Oleh: Husaini Muzakir Algayoni*
Orang yang menebar kebencian di media sosial adalah orang yang tidak menggunakan akal sehatnya dalam berpikir”
ORANG banyak yang lupa bedanya kritik dan menghina. Orang tak bisa memilah mana kritik mana menghasut, mana kritik mana ujaran kebencian, mana kritik, mana makar. Demikian yang diucapkan Presiden RI Jokowi. (Kompas.com 21/12/16).
Pernyataan Jokowi tersebut memberikan pelajaran yang penting kepada kita selaku rakyat Indonesia untuk bisa memilah antara kritik dan menghasut karena kedua hal tersebut sangatlah berbeda. Mengkritik ya boleh saja, karena dengan kritikan tersebut sebuah manajemen dalam pemerintahan maupun organisasi bisa diperbaiki dengan baik tapi sebahagian orang yang gagal paham terhadap makna kritik ini maka ia akan menggunakan argumen bahwa negara ini adalah negara demokrasi jadi apa saja boleh dilakukan dengan sebebasnya.
Berbicara masalah kebebasan, seorang tokoh liberalis bernama John Stuart Mill dalam gagasannya mencirikan pentingnya kebebasan individu terhadap individu tersebut, kebebasan adalah hak yang layak dimiliki oleh setiap individu. Dalam kebebasan tersebut JS Mill membatasi kebebasan tersebut dalam tiga hal yaitu: kebebasan berbicara, kebebasan mencari pekerjaan dan kebebasan berkumpul.

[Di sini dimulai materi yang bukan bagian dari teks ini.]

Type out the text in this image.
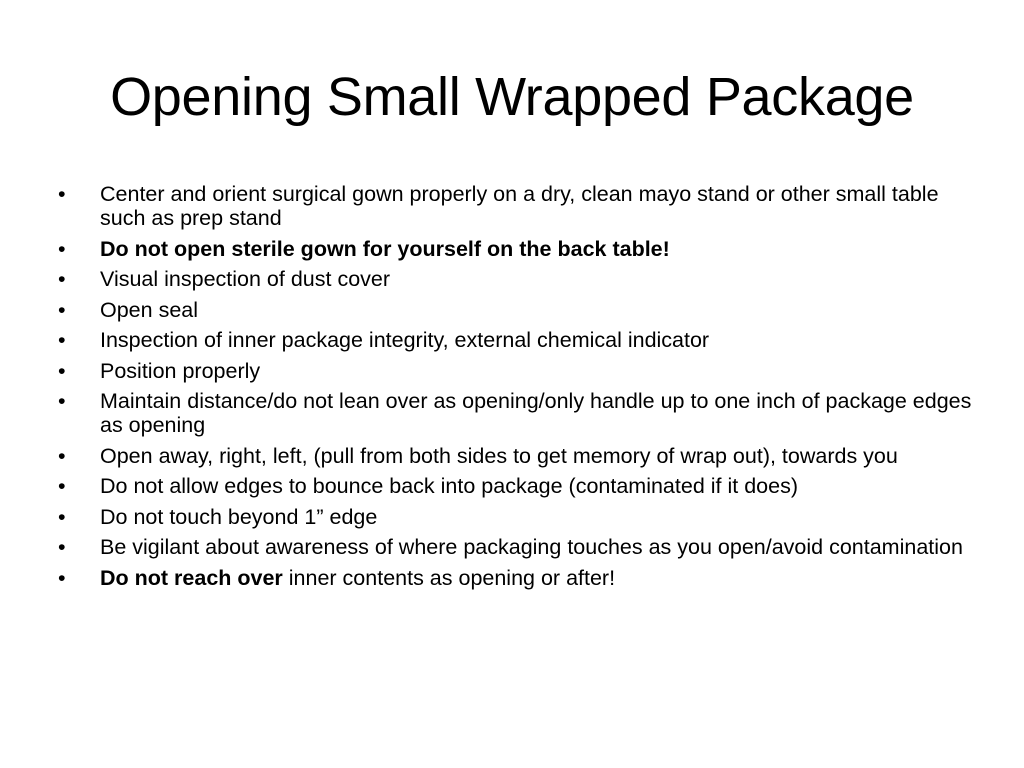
Opening Small Wrapped Package
•	Center and orient surgical gown properly on a dry, clean mayo stand or other small table such as prep stand
•	Do not open sterile gown for yourself on the back table!
•	Visual inspection of dust cover
•	Open seal
•	Inspection of inner package integrity, external chemical indicator
•	Position properly
•	Maintain distance/do not lean over as opening/only handle up to one inch of package edges as opening
•	Open away, right, left, (pull from both sides to get memory of wrap out), towards you
•	Do not allow edges to bounce back into package (contaminated if it does)
•	Do not touch beyond 1” edge
•	Be vigilant about awareness of where packaging touches as you open/avoid contamination
•	Do not reach over inner contents as opening or after!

Bangsa yang menganut demokrasi seperti bangsa tercinta kita ini kebebasan berbicara adalah hak bagi semua rakyat dihadapan publik, ketika hak rakyat tidak dipenuhi oleh penguasa maka suara dari rakyat bisa saja mengudara kapanpun dan dimanapun. Ketika kebebasan berbicara terlalu kebablasan dalam makna kebebasan maka orang bisa saja berbicara apa saja tanpa memandang apakah yang ia ucapkan bermoral atau tidak.
Dengan derasnya arus tekhnologi di era kekinian menjadikan kebebasan berbicara itu beralih ke media sosial baik itu di facebook, twitter, blog dan lain sebagainya dan tidak ketinggalan juga para blogger memberikan tulisan-tulisannya di kolom-kolom media online.
Yang menjadi tantangan bangsa Indonesia yang menganut paham demokrasi ini ialah sekelompok orang yang menebar kebencian, menghasut dan menghina di media sosial tanpa mengindahkan moral. Dan yang lebih menyedihkan lagi ialah para intelek atau yang sudah maupun yang lagi mengeyam dibangku kuliah masih saja termakan berita-berita hoax kemudian disebarluaskannya dimedia sosial tanpa megetahui kebenarannya terlebih dahulu atau mencari kebenarannya dari berbagai macam referensi.
Media sosial sepertinya menjadi kompetisi menebar kebencian, menghasut dan menghina. Bagi orang-orang yang suka menebebar kebencian di media sosial tak usah dihiraukan dan abaikan saja asalkan dia puas setelah menebar kebencian atau ia ingin menjadi aktivis tertentu karena orang yang suka menebar kebencian dirinya sedang bermasalah terhadap dirinya sendiri atau ia tidak menggunakan akal sehatnya dalam berpikir.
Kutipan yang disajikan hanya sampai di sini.